Last month, we asked people to join us on a 31-day challenge to do something Amazing every day. One common theme we saw in the Amazing stuff people shared was wonder.
People weren’t trying to add one more busy thing to their already button-popping-ly-full lives. Instead they were looking at what was always there in front of them—a tree dropping leaves, a grandmother’s face—and seeing it for what it really is.
This month, Chrissy will be blogging weekly about nourishing this thing called wonder in your life. As always, share your experiences here and on our Facebook page.
About 9 years ago, I wrote the letters “WONDER” sideways in a margin of my Bible. The passage next to the word, underlined, read:
I do not consider myself yet to have taken hold of it. –Phil. 3:13a
What’s the “it” Paul is talking about? He leaves the “it” frustratingly unnamed, just calling it the thing “for which Christ Jesus took hold of me.”
Could it be that Paul—even this guy who so carefully spelled out the core tenets of the Christian gospel over and over again to form the foundation for all Christianity to come—even this Paul knew there was more he hadn’t grasped?
That’s exciting.
Often we treat the Bible like a textbook we just need to study hard enough so we can pass a multiple choice exam. We can nail down all we need to know about Christ in four sentences, and have it down pat: salvation made simple.
Now I’m all for salvation being simple—it isn’t complicated, really, to accept the payment of Christ for our sins and receive forgiveness and eternal life. Sure. That’s the beginning. But it doesn’t stop there. It unfolds all day every day.
I like thinking that even Paul knew there was more to take hold of, more to experience, more to unravel and discover. God is by no means only simple.

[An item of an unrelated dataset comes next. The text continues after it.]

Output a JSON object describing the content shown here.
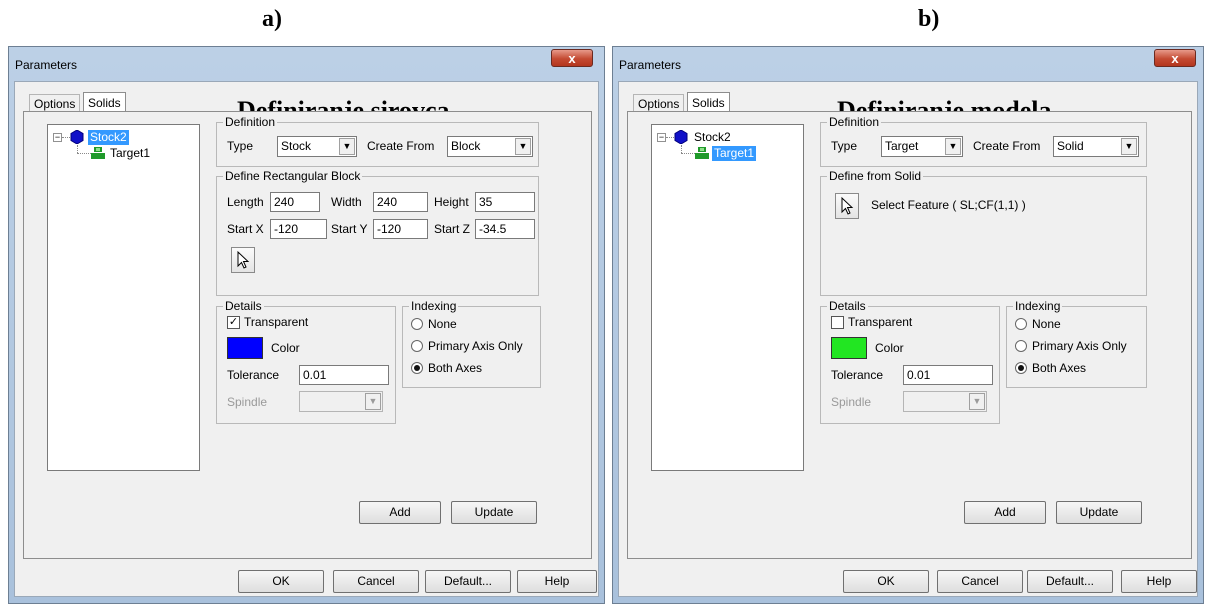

I see that sentiment elsewhere in Paul’s writings when instead of the word “gospel,” he uses the word “mystery.” He writes, “God has chosen to make known … the glorious riches of this mystery, which is Christ in you, the hope of glory.” That Christ would be in us, that we have hope of glory… this is a marvel worthy of wonder.
Wonder should shape how we read the Bible.
I was reminded of this word “wonder” recently as I talked with old friends about what we have appreciated most in different groups we’ve been a part of who have met together to discuss God and the Bible. We agreed that one aspect of our favorite groups was that they were comfortable with, even fostering, a sense of the unfathomable mysteries contained in the Word of God.
I want to know that I’m in over my head. I want to be aware of all I don’t know, the questions I can’t answer.
Wonder should shape the way we live. (Tweet this.)
I scrawled that word “wonder” in my Bible at a time when my life had been snowed in by a blizzard of wonder. Wonder came in the form any parent will relate to: a baby. I had just had my first child, a child I didn’t expect to be able to have, and who didn’t seem at all to fit in our crazy life of moving to China and completing graduate school at the same time. Instead she fit in ways that were wonder-ful in every sense of the word: Full of wonder, day after day.
You hold a baby, and you have to wonder. How all infinity fits in that little body. How those little fingers will one day grow wrinkled. How those little toes curling at your tickling fingers will fit adult sized shoes. How that little face not yet learned to smile will speak to the world. How those little eyes will see things you’ve never seen. How that little body will face sickness, will one day will die. When I looked at my baby daughter, I was learning to see mysteries deeper than I could know or write.
To look, and really look, at a child is to see the love of the One who made her and all miracles. (Tweet this.)
And you don’t have to be looking at a baby to see that.
I want to be a noticer, a studier, one who looks into all these questions of life and sees into the corners of every speck of dust and shaft of sunlight. But in practice it isn’t so easy. It takes practice to learn to see to the heart of life, to find all the miracles around us. How much easier are the busy tasks that keep us wandering around our homes, snatching handfuls of snacks and wondering nothing more than where all the time went.
Too often I measure my days in activities crossed off a list. Wouldn’t I rather measure life by epiphanies, what I’ve learned about facets of the human condition, moments collected in the attic of my memory to share with future generations?